As soon as the Cannes Film Festival ends, a caustic fiction on the star system arrives in theaters, the aptly named Official Competition, by Mariano Cohn and Gaston Duprat. From film to film – The Man Next Door (2009), The Artist (2011), Honorary Citizen (2016) – the Argentinian duo explores the world of art, design or the hushed universe literature, in a burlesque and satirical vein. But we will never find in their films the deadly venom of The Square (2017), by Ruben Östlund, a chilling portrait of a museum curator, which earned a first Palme d’Or for the Swedish filmmaker, who has just get a second, with Triangle of Sadness, on May 28, at the end of the 75th edition in Cannes.

Argentinian filmmakers are happily working on the mise en abyme: in their film, selected in competition at Venice in 2021, the statuettes that make filmmakers’ heads turn have a hard time. The directors denounce the vanity of the prices, the internal quarrels of the cinema (the films of author versus the entertainment), and the shortcomings of a profession which believes itself to be allowed everything.

One might fear the populist charge if the cast of the film did not precisely bring together three international actors, themselves laden with awards, accepting, so to speak, to put themselves in the hot seat – all the more willingly since the directors are not too mean to the system, of which they are a part. So here are gathered, to cut a suit for the stars, the Spaniards Penélope Cruz, Antonio Banderas and the Argentinian Oscar Martinez – winner of the Volpi cup for male interpretation in Venice, in 2016, for his role in Citizen of honor, in which he embodies a Nobel Prize.

Big challenge

Penélope Cruz embodies Lola Cuevas, a fashionable director, who has already won a Silver Lion and a Palme d’Or. Thanks to an old boss of the pharmaceutical industry, seized with a sudden desire to produce a film, the filmmaker will be able to bring together on the same poster two great actors who have never played together. A tall order, because they are very different: Felix Rivero (Antonio Banderas), handsome, middle-aged, self-confident, star of mainstream, action movies; Ivan Torres (Oscar Martinez), an aging theater actor, very identified on the contemporary scene, belongs to a cultivated elite. In the script, Felix and Ivan embody two enemy brothers, who cannot see each other in medals, a thinly veiled metaphor for the incommunicability that reigns between the two actors.

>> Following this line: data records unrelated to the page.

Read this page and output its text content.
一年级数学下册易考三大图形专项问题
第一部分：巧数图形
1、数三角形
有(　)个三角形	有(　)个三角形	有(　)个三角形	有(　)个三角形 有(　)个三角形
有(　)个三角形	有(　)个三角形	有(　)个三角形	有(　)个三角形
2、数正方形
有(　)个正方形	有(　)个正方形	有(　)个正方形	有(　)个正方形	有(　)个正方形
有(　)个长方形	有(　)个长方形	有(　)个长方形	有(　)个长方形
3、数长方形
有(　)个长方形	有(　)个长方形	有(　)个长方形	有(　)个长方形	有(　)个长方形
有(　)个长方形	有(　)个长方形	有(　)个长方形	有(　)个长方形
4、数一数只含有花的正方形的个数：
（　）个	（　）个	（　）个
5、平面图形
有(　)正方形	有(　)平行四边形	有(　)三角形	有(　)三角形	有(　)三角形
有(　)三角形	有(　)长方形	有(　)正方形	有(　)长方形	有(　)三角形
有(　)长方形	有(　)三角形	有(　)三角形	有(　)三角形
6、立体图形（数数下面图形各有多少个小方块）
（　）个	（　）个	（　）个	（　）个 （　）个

Argentinian directors do not claim to deliver a documented critique of the cinema world. In Official Competition, the filming atmosphere is not quite believable, the authors work on offbeat, slightly excessive situations to trigger laughter, while concentrating very seriously on the object of their study: the actors, their relationship to fame, the fear of disappearing, the irresistible urge to pull the blanket to oneself, etc. Over the course of a succession of sketches, a filmmaker and two actors go into a spin: the tension rises, to the brink of explosion, before no less diabolical exits from the crisis begin.

Unorthodox methods

Antonio Banderas humorously plays a caricature of himself, a handsome man with an efficient game, capable of going upmarket in anger, pathos, at the simple request of the director (hilarious sequence), as if all he had to do was turn on the engine of his car (sports, of course). Oscar Martinez is equally convincing in his delivery of the deceptively modest and pathetic nerd. Finally, Penélope Cruz leaves her Madonna smiles for a more sulphurous look, embodying a woman who is both flirtatious and tyrannical. A profile of “narcissistic perverse”, as we would say in French cinema.

All of these characters have one thing in common: their egos. Including the old boss, producer of the film, who knows nothing about cinema, but wants to leave his mark there, if only by signing a check. The filmmaker is convinced that her unique direction of actors, with unorthodox, even awkward methods, will bring the two established stars out of their comfort zone; as for the actors, they stare at each other and observe each other, each convinced of being the best. It is by digging this furrow of competition, of the feeling of superiority, that the directors distill their humor and imagine the funniest scenes. But the paintings of Mariano Cohn and Gaston Duprat are grittier than it seems. In the background of a rehearsal scene, or a cocktail party for the film crew, always appears, in the frame, the small army of invisible people who clean the set, serve the glasses or pick up the broken glasses.